We introduce here the Pareto Principle (or 80/20 rule). This principle states that “roughly 80% of the effects come from 20% of the causes” (Juran & Godfrey, 1998) and is found in bibliometric and library studies (Gupta, 1989; Kao, 2009; Stephens, Hubbard, Pickett, & Kimball, 2013). We hypothesize that 80% of the core set will be assigned to 20% of the areas. To reach these relevant research areas, the steps below were carried out:
1)The research areas were listed in descending order of the total number of publications from the core-nanocellulose;
2)Research topics with one or two publications from the core-nanocellulose were excluded. This yields 85 research areas remaining;
3)The representativeness of each research area was calculated by the number of publication of the core-nanocellulose of that cluster divided by 2,200 (which is the total of publication found in the 85 remaining research areas);
4)The cumulative percentage number of publications from the core-nanocellulose was obtained summing the values from the step before, as can be seen from Figure 3. The number of research to be assessed was those where the cumulative percentage number of publication reach approximately 80%.
We found that twelve research areas covered the required 80%, which means 14.1% of the total of 85 research topics. We do not claim that our selecting procedure was perfect, but a quick analysis of the chosen research topics showed themes currently found in nanocellulose literature.

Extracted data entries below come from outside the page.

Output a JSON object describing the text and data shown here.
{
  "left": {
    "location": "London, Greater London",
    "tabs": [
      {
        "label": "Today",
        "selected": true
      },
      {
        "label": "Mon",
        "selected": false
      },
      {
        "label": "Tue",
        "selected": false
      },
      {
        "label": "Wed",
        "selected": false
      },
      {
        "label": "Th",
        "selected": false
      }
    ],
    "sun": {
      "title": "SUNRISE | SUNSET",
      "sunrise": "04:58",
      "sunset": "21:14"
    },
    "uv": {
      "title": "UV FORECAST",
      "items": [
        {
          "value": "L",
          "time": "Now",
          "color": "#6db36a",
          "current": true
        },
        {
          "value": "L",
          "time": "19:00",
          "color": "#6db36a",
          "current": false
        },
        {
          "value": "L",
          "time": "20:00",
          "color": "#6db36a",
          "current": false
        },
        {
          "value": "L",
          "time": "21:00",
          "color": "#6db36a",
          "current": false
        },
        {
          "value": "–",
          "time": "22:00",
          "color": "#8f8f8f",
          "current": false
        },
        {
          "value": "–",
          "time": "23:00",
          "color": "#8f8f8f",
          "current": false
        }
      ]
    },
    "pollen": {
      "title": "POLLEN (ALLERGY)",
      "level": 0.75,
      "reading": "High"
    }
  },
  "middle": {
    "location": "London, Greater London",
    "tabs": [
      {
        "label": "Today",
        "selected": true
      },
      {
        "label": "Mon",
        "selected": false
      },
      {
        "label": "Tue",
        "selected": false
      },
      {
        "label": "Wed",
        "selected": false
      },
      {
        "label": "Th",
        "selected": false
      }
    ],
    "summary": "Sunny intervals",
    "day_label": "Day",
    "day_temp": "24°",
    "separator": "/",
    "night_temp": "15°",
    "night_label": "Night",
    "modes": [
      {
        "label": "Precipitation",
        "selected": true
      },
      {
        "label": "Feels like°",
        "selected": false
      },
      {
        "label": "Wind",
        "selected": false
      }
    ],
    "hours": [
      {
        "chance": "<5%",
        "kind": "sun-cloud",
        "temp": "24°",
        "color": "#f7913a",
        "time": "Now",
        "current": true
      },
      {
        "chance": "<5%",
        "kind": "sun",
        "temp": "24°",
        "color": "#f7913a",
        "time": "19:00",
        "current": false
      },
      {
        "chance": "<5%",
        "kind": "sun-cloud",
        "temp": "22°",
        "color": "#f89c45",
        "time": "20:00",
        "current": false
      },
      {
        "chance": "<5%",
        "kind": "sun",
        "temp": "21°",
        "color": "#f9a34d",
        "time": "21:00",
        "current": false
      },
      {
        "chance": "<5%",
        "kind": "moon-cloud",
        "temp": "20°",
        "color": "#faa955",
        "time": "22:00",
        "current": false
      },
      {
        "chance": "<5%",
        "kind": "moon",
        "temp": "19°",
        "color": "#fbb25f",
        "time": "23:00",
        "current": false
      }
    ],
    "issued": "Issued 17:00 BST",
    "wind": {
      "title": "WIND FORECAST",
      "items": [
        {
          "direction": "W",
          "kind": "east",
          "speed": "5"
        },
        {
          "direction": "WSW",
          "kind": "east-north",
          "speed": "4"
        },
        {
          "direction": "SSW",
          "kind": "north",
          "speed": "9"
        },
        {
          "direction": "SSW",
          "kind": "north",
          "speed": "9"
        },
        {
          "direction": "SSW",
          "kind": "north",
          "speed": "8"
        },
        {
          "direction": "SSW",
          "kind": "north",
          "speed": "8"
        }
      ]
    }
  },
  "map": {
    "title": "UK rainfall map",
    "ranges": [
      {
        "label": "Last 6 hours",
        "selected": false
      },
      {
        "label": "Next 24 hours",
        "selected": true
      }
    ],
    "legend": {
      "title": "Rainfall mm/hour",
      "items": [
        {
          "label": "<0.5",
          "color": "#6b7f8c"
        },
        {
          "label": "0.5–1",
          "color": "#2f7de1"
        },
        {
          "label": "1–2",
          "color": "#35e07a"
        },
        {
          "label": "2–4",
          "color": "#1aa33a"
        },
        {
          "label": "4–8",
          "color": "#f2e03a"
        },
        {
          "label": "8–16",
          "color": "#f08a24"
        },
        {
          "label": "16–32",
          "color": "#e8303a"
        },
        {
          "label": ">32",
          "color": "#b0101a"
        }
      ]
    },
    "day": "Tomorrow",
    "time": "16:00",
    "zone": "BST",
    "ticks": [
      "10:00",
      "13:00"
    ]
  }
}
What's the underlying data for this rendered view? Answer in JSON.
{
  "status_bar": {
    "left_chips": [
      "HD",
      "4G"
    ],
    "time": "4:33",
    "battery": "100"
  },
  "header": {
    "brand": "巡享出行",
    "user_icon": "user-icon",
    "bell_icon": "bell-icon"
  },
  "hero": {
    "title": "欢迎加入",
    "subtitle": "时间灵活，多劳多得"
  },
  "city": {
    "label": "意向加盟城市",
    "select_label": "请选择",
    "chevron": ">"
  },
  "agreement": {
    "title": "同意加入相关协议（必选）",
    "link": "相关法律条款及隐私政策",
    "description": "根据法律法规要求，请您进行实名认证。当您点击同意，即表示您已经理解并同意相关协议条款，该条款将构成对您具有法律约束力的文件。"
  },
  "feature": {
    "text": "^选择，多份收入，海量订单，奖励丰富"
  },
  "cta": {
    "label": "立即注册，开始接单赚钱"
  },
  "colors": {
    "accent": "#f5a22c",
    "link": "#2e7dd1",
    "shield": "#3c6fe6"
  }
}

According to Waltman and van Eck (2012), the lowest research area contain 50 publications, consequently, cluster with less than 1% of proportion were not account.
Figure 6 presents a map with these research topics (nodes). These themes appears frequently in nanocellulose-focused studies .The map positions the topics on the basis of their citation relations. The closer two topics, the more frequent the citation traffic between them. The node labels match the main content of the clusters. Moreover, all selected clusters had their set of nanocellulose publication evaluated in the cleaning task.